Is violence the answer?
On the whole, the answer was to this question from the panel was that violence is not the answer. Mrs Bayley pointed out to the Scandinavian approach and how talking amongst opposing parties is a far better solution to violence while Mr Alcock, who approached the question from a religious perspective, spoke of Jesus and how his ways were of peace. Mr Cooper questioned whether picking up arms was necessary in conflict and if disputes be solved if all parties took a step back and talked? Mr Edwards, on the whole, doesn’t think that violence is the solution though made reference to cases such as World War II where extreme actions were met with equal and opposite reactions. Nazi Germany was a dark period and he questioned where we would be today it wasn’t for the actions of The Allies.
Were you a good Year 11 pupil? What advice would you give to your Year 11 self?

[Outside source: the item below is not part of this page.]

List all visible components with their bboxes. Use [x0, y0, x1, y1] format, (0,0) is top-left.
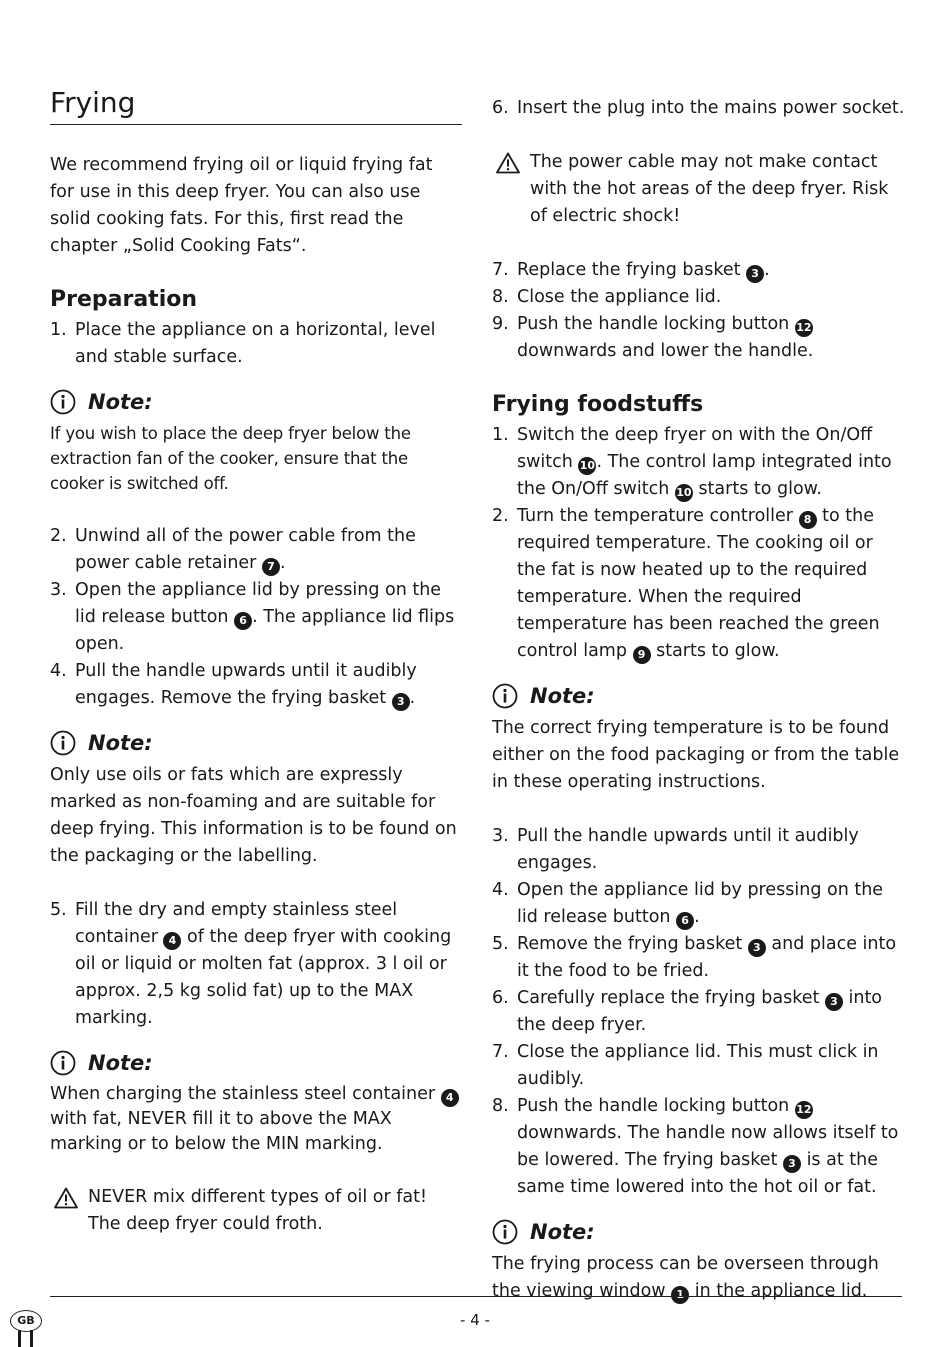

Arguably the most important question from the day’s session and most apt considering the audience’s upcoming years in school! Mr Edwards considered himself to be a bad pupil in Year 11 which had a knock-on effect at A-level. His advice to the Year 11s was to absorb everything that the teachers have to offer and not to leave things to the last minute. Mr Cooper added to this and recommended not taking for granted your strongest subjects and that it’s important to focus and study across the board. Mrs Bayley suggested doing practice papers, while Mr Alcock advised the Year 11 group to make the most of opportunities such as Revision Day as they focus on the ‘how’ part of revision - something he wasn’t taught to do when at school.